Despite the significant advancements in keyphrase extraction and keyphrase generation methods, the predominant approach for evaluation only relies on exact matching with human references and disregards reference-free attributes. This scheme fails to recognize systems that generate keyphrases that are semantically equivalent to the references or keyphrases that have practical utility.
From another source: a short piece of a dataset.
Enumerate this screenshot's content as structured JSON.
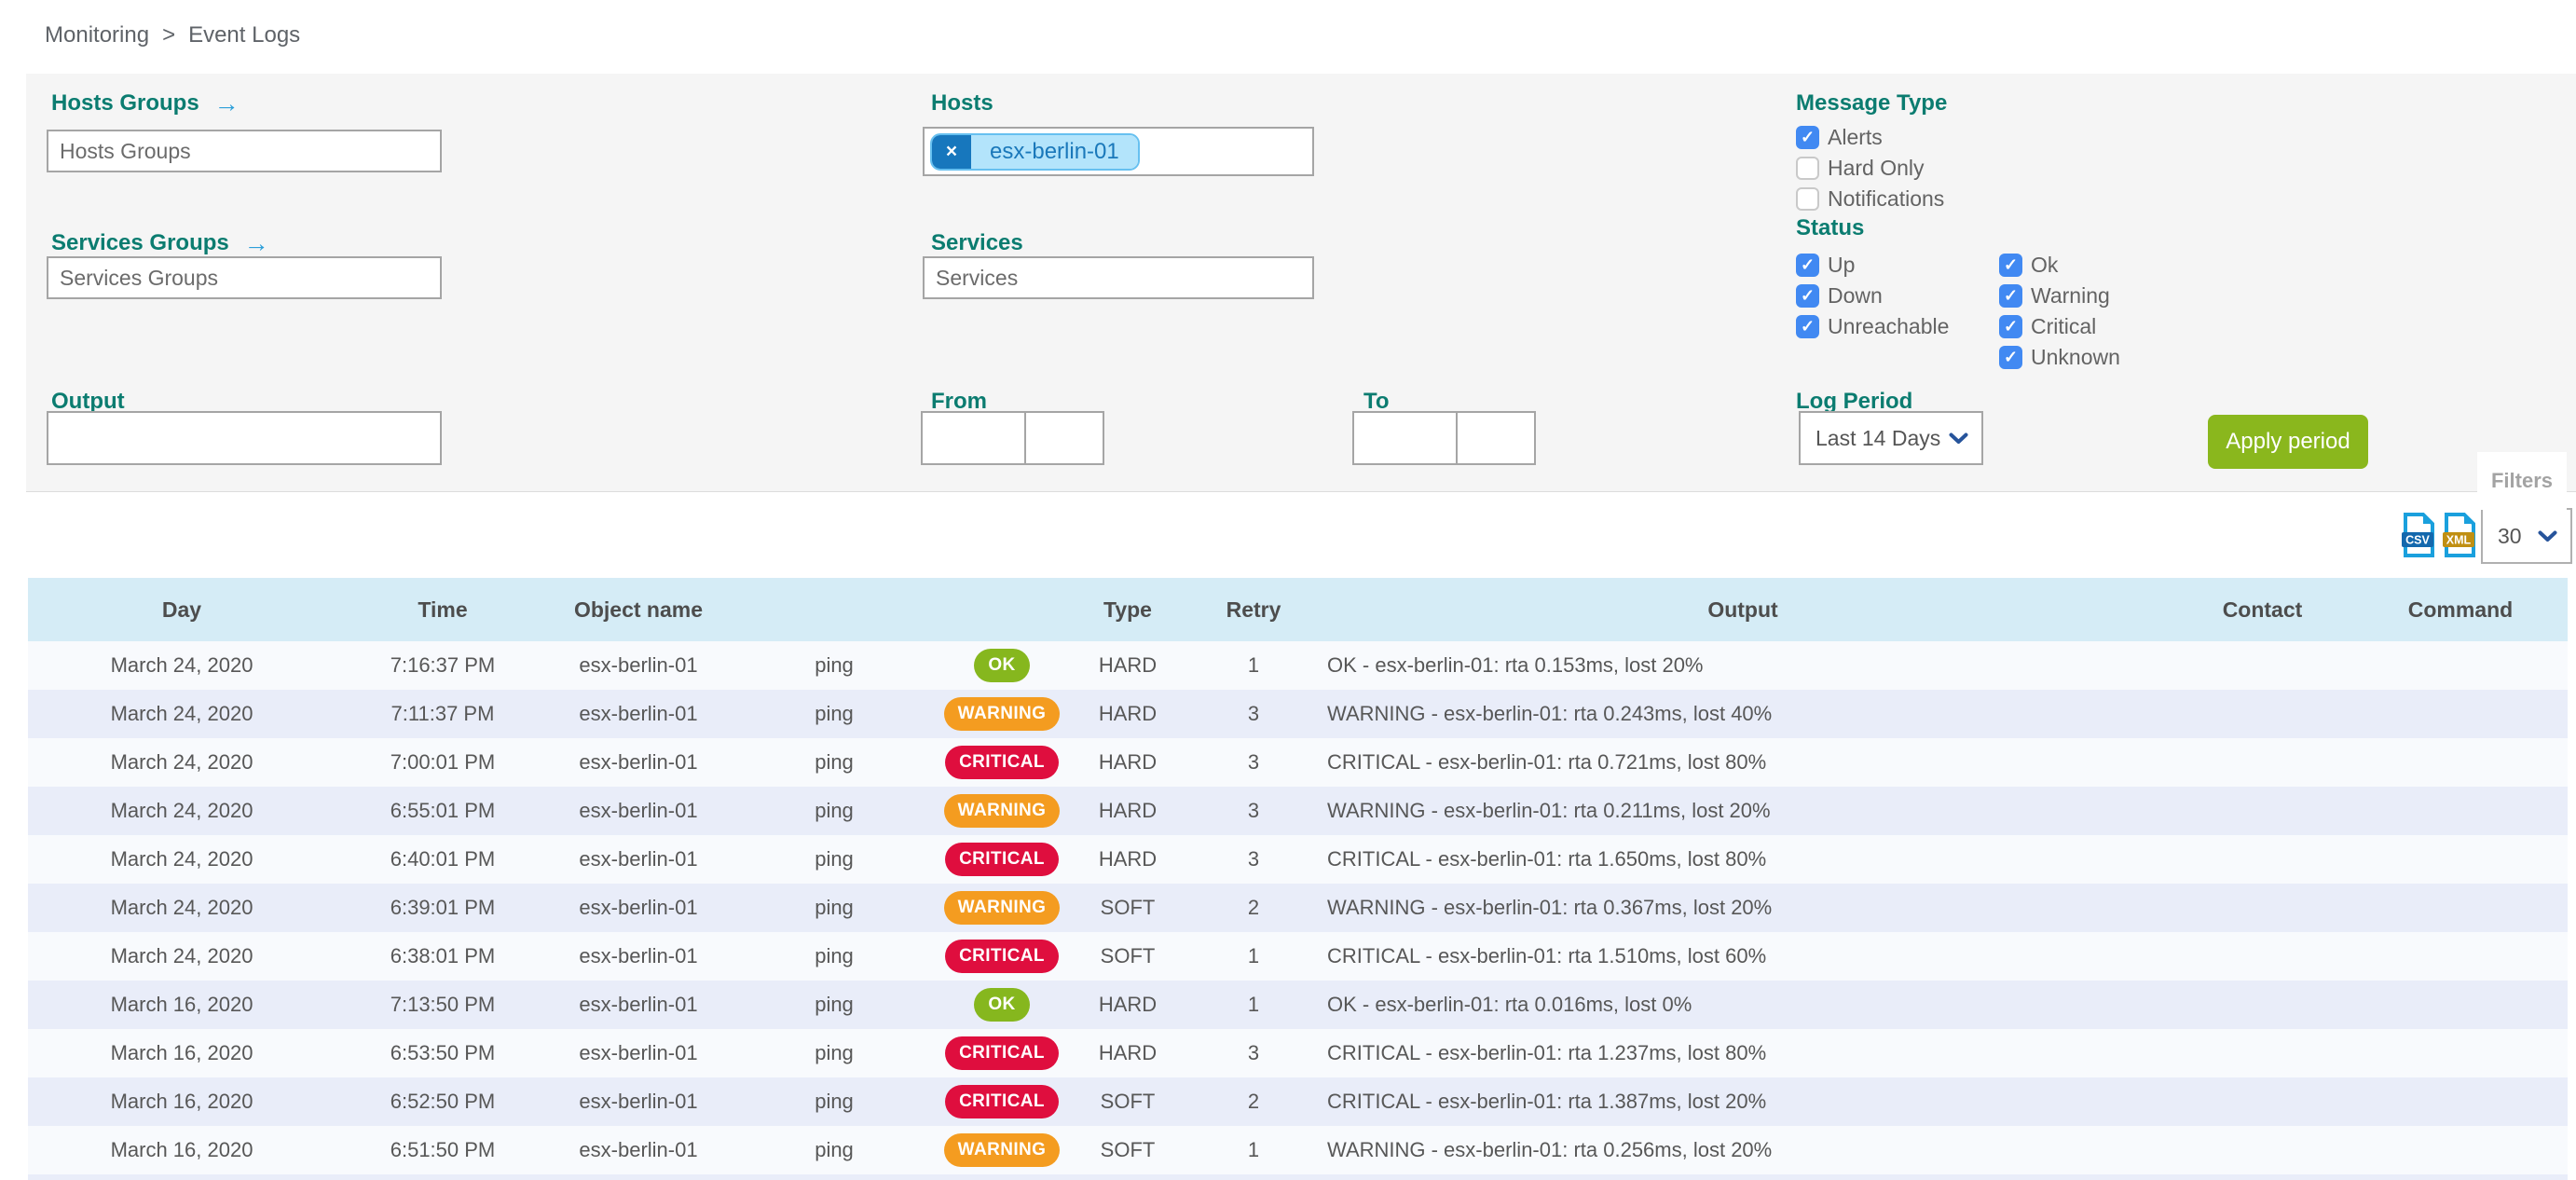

To better understand the strengths and weaknesses of different keyphrase systems, we propose a comprehensive evaluation framework consisting of six critical dimensions: naturalness, faithfulness, saliency, coverage, diversity, and utility. For each dimension, we discuss the desiderata and design semantic-based metrics that align with the evaluation objectives. Rigorous meta-evaluation studies demonstrate that our evaluation strategy correlates better with human preferences compared to a range of previously used metrics. Using this framework, we re-evaluate 18 keyphrase systems and further discover that (1) the best model differs in different dimensions, with pre-trained language models achieving the best in most dimensions; (2) the utility in downstream tasks does not always correlate well with reference-based metrics; and (3) large language models exhibit a strong performance in reference-free evaluation.
翻译:机器人翻译-ABSTRACT
尽管关键短语提取和生成方法取得了显著进展,但主流的评估方法仅依赖与人类参考的精确匹配,并忽略了无参考属性。这种方案无法识别出生成与参考相等的语义等效的关键短语或具有实用性的关键短语。为了更好地了解不同关键短语系统的优缺点,我们提出了一个综合的评估框架,包括六个关键维度: 自然度、忠实度、显著性、覆盖率、多样性和实用性。针对每个维度,我们讨论理想情况,设计基于语义的度量标准,符合评估目标。严格的元评估研究表明,我们的评估策略比之前使用的各种指标更好地与人类偏好相关。使用这个框架,我们重新评估了18个关键短语系统,并发现(1)最好的模型在不同的维度上有所不同,预训练语言模型在大多数维度上取得最佳效果;(2)下游任务中的实用性并不总是与基于参考的指标相关;(3)大型语言模型在无参考评估中表现出很强的性能。